Le CESU garde d'enfant : destiné à financer les frais de garde des enfants de 0 à 6 ans, il couvre tous les modes de garde : assistantes maternelles, gardes à domicile et crèches. Il est attribué sous condition de ressources et de la situation familiale du foyer.

C'est une prestation au succès croissant : en 2010, le CESU 0/3 ans a connu une augmentation de 12,6 % par rapport à 2009 avec 102.000 ouvertures de droits environ ; cette tendance est plus que doublée pour le CESU 3/6 ans : 21 millions d'euros pour 75.000 ouvertures de droits soit une augmentation de 28,7 % par rapport à 2009. Le montant moyen d'aide a été, en 2010, de 306 euros par dossier. L'enveloppe inscrite au programme 148 est calculée sur un nombre de bénéficiaires estimé à 186.000.

L'aide ménagère à domicile (AMD) sera réintroduite avant le 1er mars 2012 -nous a dit le ministre- sous critères calqués sur ceux de la CNAV (caisse nationale d'assurance vieillesse) qui gèrera cette prestation. Elle devrait bénéficier dans un premier temps à 5.000 personnes. Cette aide bénéficiant aux agents retraités de l'Etat et à leurs ayants-cause faiblement dépendants et, à ce titre, ne justifiant pas de l'allocation personnalisée d'autonomie a été suspendue en 2009. Les critères de la prestation de l'Etat étaient moins stricts que ceux du régime général (dépendance limitée et revenus supérieurs).

Au-delà des désaccords qu'on peut avoir sur la politique générale de réduction du nombre de fonctionnaires, je ne peux que donner un avis favorable au programme 148 ; l'action sociale et la formation sont importantes ; les syndicats apprécient la réintroduction de l'aide ménagère à domicile.

M. Jean-Pierre Sueur, président. - Y a-t-il des interventions ?

M. Christian Favier. - Merci pour la clarté du rapport et des informations fournies.

Vous avez donné des indications sur l'évolution du chèque-vacances. Quelle est celle de la subvention versée aux syndicats ? Est-elle semblable à celle de l'action consacrée à la formation ?

M. Jean-Pierre Michel. - Nous ne suivrons malheureusement pas le rapporteur sur le vote de ce budget malgré quelques points positifs car la fonction publique est malmenée, très malmenée : par la réduction du nombre de fonctionnaires, le service n'est donc plus rendu au public ; on fait supporter aux fonctionnaires un délai de carence alors qu'on aurait pu aligner vers le haut le privé sur le public ; on nivelle par le bas, sur le plan du privé.

Nous voterons sans états d'âme contre ce budget malgré l'excellence du rapport de Jacqueline Gourault. Il n'y a plus de véritable fonction publique républicaine chargée des services publics.
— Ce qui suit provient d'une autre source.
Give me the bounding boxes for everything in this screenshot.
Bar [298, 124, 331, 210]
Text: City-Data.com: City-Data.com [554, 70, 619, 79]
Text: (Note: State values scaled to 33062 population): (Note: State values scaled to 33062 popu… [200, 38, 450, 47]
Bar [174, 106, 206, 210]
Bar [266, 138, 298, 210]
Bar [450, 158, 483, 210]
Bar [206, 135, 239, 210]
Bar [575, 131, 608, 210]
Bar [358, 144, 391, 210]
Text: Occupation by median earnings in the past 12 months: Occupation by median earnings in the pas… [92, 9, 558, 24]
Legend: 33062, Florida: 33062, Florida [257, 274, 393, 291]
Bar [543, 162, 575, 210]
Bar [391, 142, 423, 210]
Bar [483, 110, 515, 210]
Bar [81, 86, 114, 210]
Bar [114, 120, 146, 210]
M. Jean-Jacques Hyest. - On ne dit jamais que la moitié des économies résultant des suppressions d'effectifs est rendue sous forme de primes aux fonctionnaires, d'où une revalorisation du statut de la fonction publique. On pouvait supprimer des emplois dans certains services qui ont fait l'objet de réorganisations. Je serai donc plus nuancé sur ces suppressions.
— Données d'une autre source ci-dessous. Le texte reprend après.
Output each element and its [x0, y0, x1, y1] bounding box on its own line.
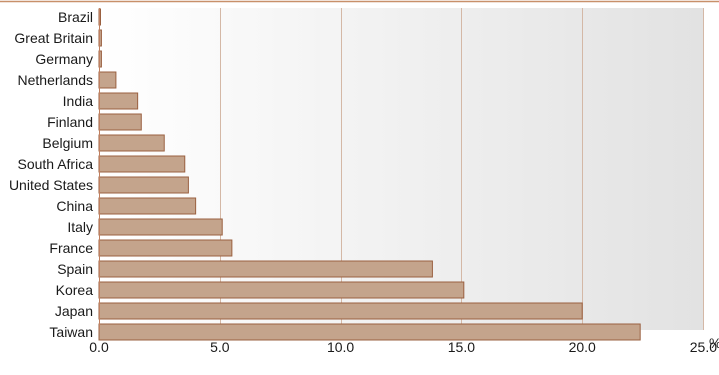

Quand l'aide ménagère à domicile a été supprimée, on n'avait pas trouvé cela très bien. La faire gérer par la caisse nationale d'assurance vieillesse est une bonne mesure car il ne faut pas multiplier trop de systèmes spécifiques donc onéreux. Quand c'est géré de manière nationale, c'est une bureaucratie qui fonctionne généralement assez mal.

Nous voterons les crédits du programme 148.

Mme Jacqueline Gourault, rapporteur. Je réponds simplement à M. Favier. La subvention aux syndicats est identique à celle de 2011 : 2,36 millions d'euros.

M. Jean-Pierre Sueur, président. Je soumets au vote de la commission l'avis favorable du rapporteur.

Il est repoussé. La commission émet un avis défavorable sur les crédits du programme Fonction publique de la mission Gestion des finances publiques et des ressources humaines figurant dans le projet de loi de finances pour 2012.